Quote Originally Posted by k9dug View Post
Thanks mc1-8,

OK, I am sort of getting my head round this..

I can create new products by downloading, editing and then importing a Full_ csv.

I can create new attributes for existing products by downloading, editing and then import an Attrib-Basic csv. I've checked in the database and even if I create the same name of attribute for different products, it gets created just once and the id re-used. Good.

To add price to a attributes, for each product, I have to download, edit and then import an Attrib-Detailed csv. Here I add the price, sort order, and any other values specific to an attribute for a particular product.

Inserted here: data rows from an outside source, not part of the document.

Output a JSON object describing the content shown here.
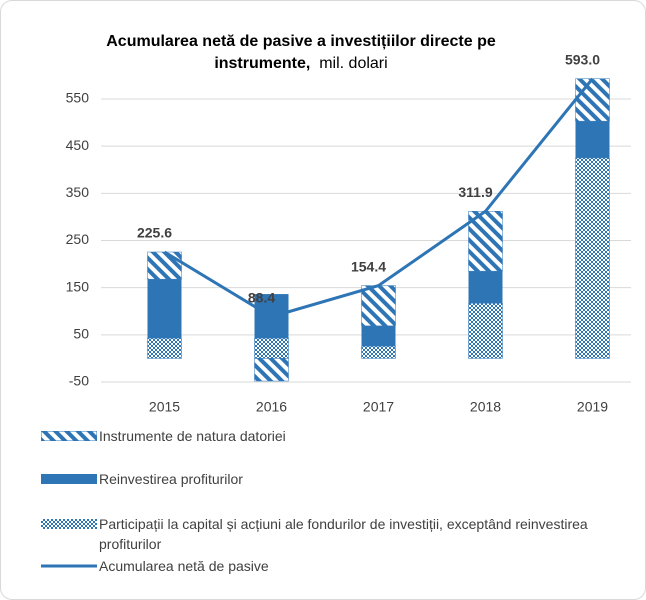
{
  "chart_data": {
    "type": "bar",
    "stacked": true,
    "title": "Acumularea netă de pasive a investițiilor directe pe instrumente,",
    "title_unit": "mil. dolari",
    "categories": [
      "2015",
      "2016",
      "2017",
      "2018",
      "2019"
    ],
    "series": [
      {
        "name": "Participații la capital și acțiuni ale fondurilor de investiții, exceptând reinvestirea profiturilor",
        "color": "#2e75b6",
        "pattern": "dots",
        "values": [
          43,
          43,
          26,
          117,
          425
        ]
      },
      {
        "name": "Reinvestirea profiturilor",
        "color": "#2e75b6",
        "pattern": "solid",
        "values": [
          125,
          93.4,
          43,
          68,
          78
        ]
      },
      {
        "name": "Instrumente de natura datoriei",
        "color": "#2e75b6",
        "pattern": "diagonal",
        "values": [
          57.6,
          -48,
          85.4,
          126.9,
          90
        ]
      },
      {
        "name": "Acumularea netă de pasive",
        "color": "#2e75b6",
        "type": "line",
        "values": [
          225.6,
          88.4,
          154.4,
          311.9,
          593.0
        ],
        "value_labels": [
          "225.6",
          "88.4",
          "154.4",
          "311.9",
          "593.0"
        ]
      }
    ],
    "ylim": [
      -50,
      600
    ],
    "yticks": [
      -50,
      50,
      150,
      250,
      350,
      450,
      550
    ],
    "grid": true
  }
}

All seems to work. (It does seem strange that the product option name is listed twice for each attribute, in both Attrib-Basic (v_products_options_name_1) and Attrib-Detailed (v_products_options_name)).

OK so it works, albeit with a sequence of 3 file downloads and 3 file imports.

What I need to be able to do is condense this down into a single file import. The reason is, I have to be able to export a full list and send that to my client. He has to be able to easily read the spreadsheet and carry out the following changes:

1. add products
2. add attributes
3. alter attribute prices

Much of my data will be default / handled by me, or I can write code to generate it (eg product model), but I cannot hand over three spreadsheets for monthly updates.

Does this seem feasible, at least for my limited set of procedures?

I can see various ways to do this, such as taking the order of v_products_options_values_name_1 to generate the sort order, using multiple rows per product etc...
So, overall, I would say it looks like you have grasped the default usage. To get your client looking at the data, you could create a new export that would have all the data in one spreadsheet, the complexity though increases as the number of category types for a product does. Though you could make it relatively easy depending on how you want to present your data to your client and of course, what you want to deal with when it comes back.

All of the functions are present in the code to accomplish what you describe, but would need to sort of reorder/group/resequence them to suit the file designation of your choosing. That is further why I stated that it is a powerful plug-in, because almost anything desired to be done with a default database is there.

As for duplicate titles, it is my understanding that there is a move afoot to make the plug-in more multi-language functional and that was what the appended number was primarily about. (Ie language 1, language 2, etc with each language designation meaning something that I can't remember at the moment).

Basically your export code file would contain the formatting and SQL statements to create your client file, and then your import code file would parse the CSV based on the filename.

As an FYI, most likely your client will not have the program(s) necessary to properly save a CSV that would work with this plug-in, so something would need to be done to facilitate that, either you properly save it, or your client obtains a method to properly save it.